Nusantarakini.com, Jakarta-
Lebih Baik Mati Ditembak Peluru Daripada Mati Digigit Nyamuk!
by : Elly Risman
Lima hari lagi kita akan merayakan peringatan G 30 S PKI, yaitu suatu kejadian dimana Partai Komunis Indonesia dalam upaya menegakkan kekuasaannya melakukan pembunuhan keji terhadap tujuh jenderal kita.
Saya tidak ingin membahas peristiwa tersebut, tetapi saya ingin berbagi dengan anda pengalaman masa remaja saya, bagaimana ayah saya membangun rasa kebangsaan atau nasionalisme dalam diri saya sejak remaja.
Pasca peristiwa G30 S PKI banyak kebijakan pemerintah yang dinilai banyak fihak termasuk mahasiswa tidak memihak rakyat, misalnya devaluasi nilai rupiah dari Rp. 1000 menjadi Rp 1, menaikan harga minyak bumi dll. Maka dibentuklah Kesatuan Aksi Mahasiswa Indonesia (KAMI), 10 Januari 1966 yang mengajukan TRITURA kepada presiden.
Tritura adalah TRI TUntutan Rakyat yang berisi :
1. Bubaran PKI;
2. Retooling (Penggantian/Pembersihan) Kabinet dari unsur PKI ;
3. Turunkan harga bahan pokok.
Suatu sore, ayah saya seperti biasa duduk duduk dengan kami, ibu saya, saya dan beberapa paman bercerita tentang Tritura dan demo mahasiswa serta pelajar.
Di ujung pembicaraan itu, ayah saya mengatakan, setengah instruksi : “Elly ikut tuh berjuang dengan mahasiswa dan pelajar-pelajar itu. Apa yang mereka perjuangkan itu benar.Pemudalah yang harus tegak dan berdiri membela rakyatnya. Waktu ayah muda, ayah berjuang juga melawan penjajah. Sekarang kalian berjuang membela yang benar, bela Kebenaran!” tegas ayah saya.
Mulai hari itu saya berusia 14 tahun bergabung dengan KAPI ( Kesatuan Aksi Pelajar Indonesia). Saya ikut hampir semua kegiatan dari rapat, demo, P3K ( kebetulan saya sudah kursus sejak SMP kelas 1), dan dapur umum. Dalam rapat Presidium Kesatuan Aksi, saya paling muda.

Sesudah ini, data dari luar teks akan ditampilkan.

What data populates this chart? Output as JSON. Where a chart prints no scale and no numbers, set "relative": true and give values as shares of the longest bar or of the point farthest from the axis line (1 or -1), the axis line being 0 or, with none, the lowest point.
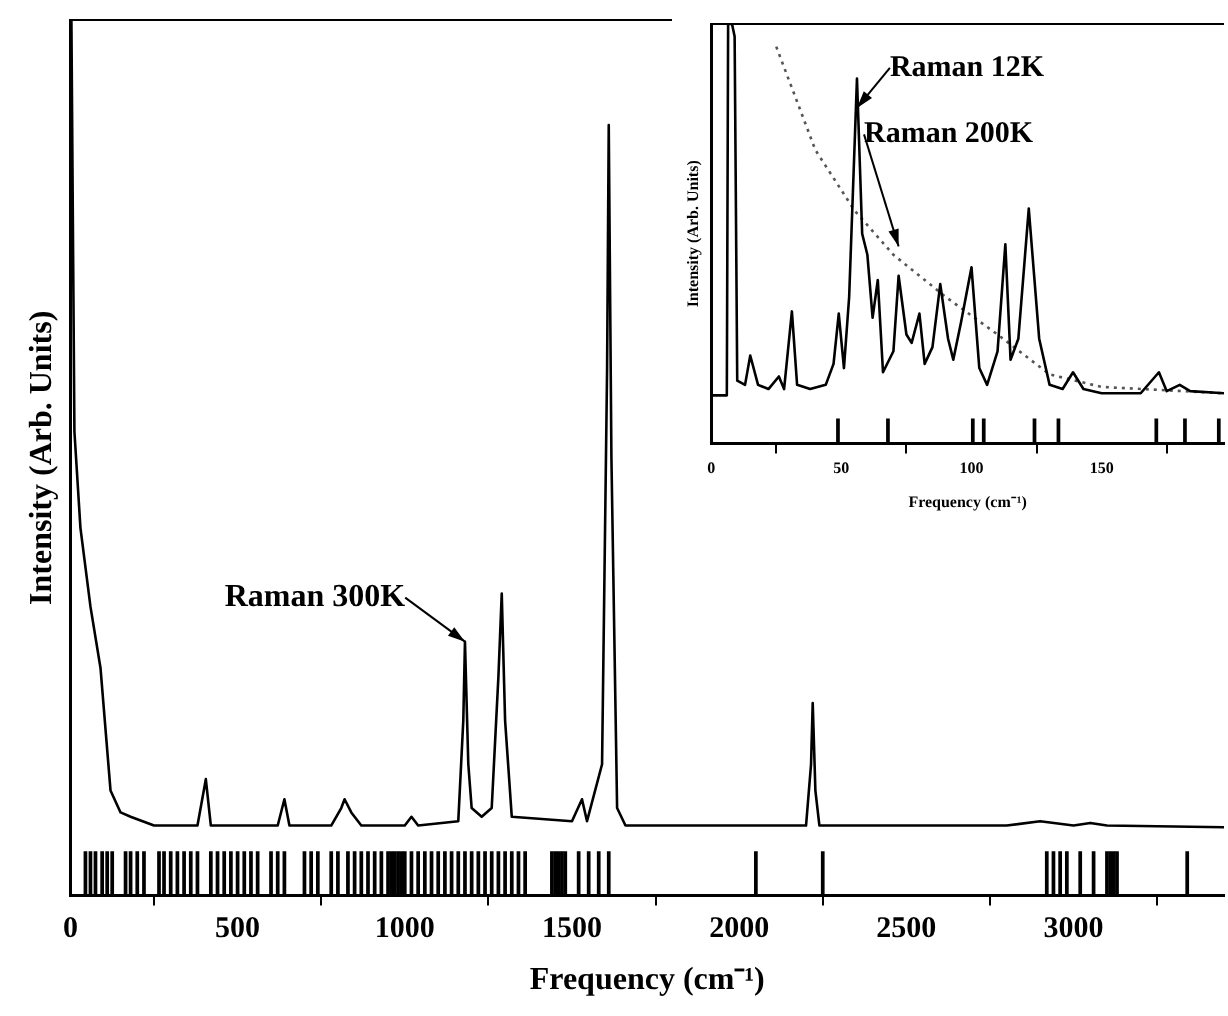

Walau rapat sampai malam, ayah dan ibu saya selalu mendukung. Beliau mendengarkan ‘laporan pandangan mata’ setiap saya pulang dan tetap menyemangati.
Beliau selalu menutupnya dengan: ”Pegang kepercayaan yang ayah berikan sama Elly ya!”.
Tanggal 24 Februari 1966, mahasiswa dan pelajar yang tergabung dalam KAMI dan KAPI melakukan demo di lapangan Banteng, Jakarta dengan tuntutan yang sama TRITURA. Dalam usaha mengendalikan massa mahasiswa dan pelajar ini fihak aparat menggunakan senjata.
Terdengar letusan senjata api yang kemudian diketahui menembus dada salah seorang mahasiswa kedokteran UI bernama Arif Rahman Hakim. Peserta demo semakin banyak dan penuh semangat bergerak kearah istana dengan berbagai yel yel..Saya berada dalam kerumunan itu.
Di depan istana terdengar tembakan lagi dan kini yang gugur adalah seorang pelajar SMP seperti saya, kemudian diketahui namanya : Ikhwan Ridwan Rais ( Saya terbayang wajah sedih ibu bapaknya yang kehilangan anak tunggalnya).
Semua demonstran bubar, kucar–kacir, ketakutan!. Saya ingat benar, saya berlari tidak berhenti.
Rumah kami terletak dua blok dari Merdeka Utara. Saya menyebrang jalan Merdeka Utara masuk jalan Pecenongan dan diujungnya belok kiri ke Sawah Besar.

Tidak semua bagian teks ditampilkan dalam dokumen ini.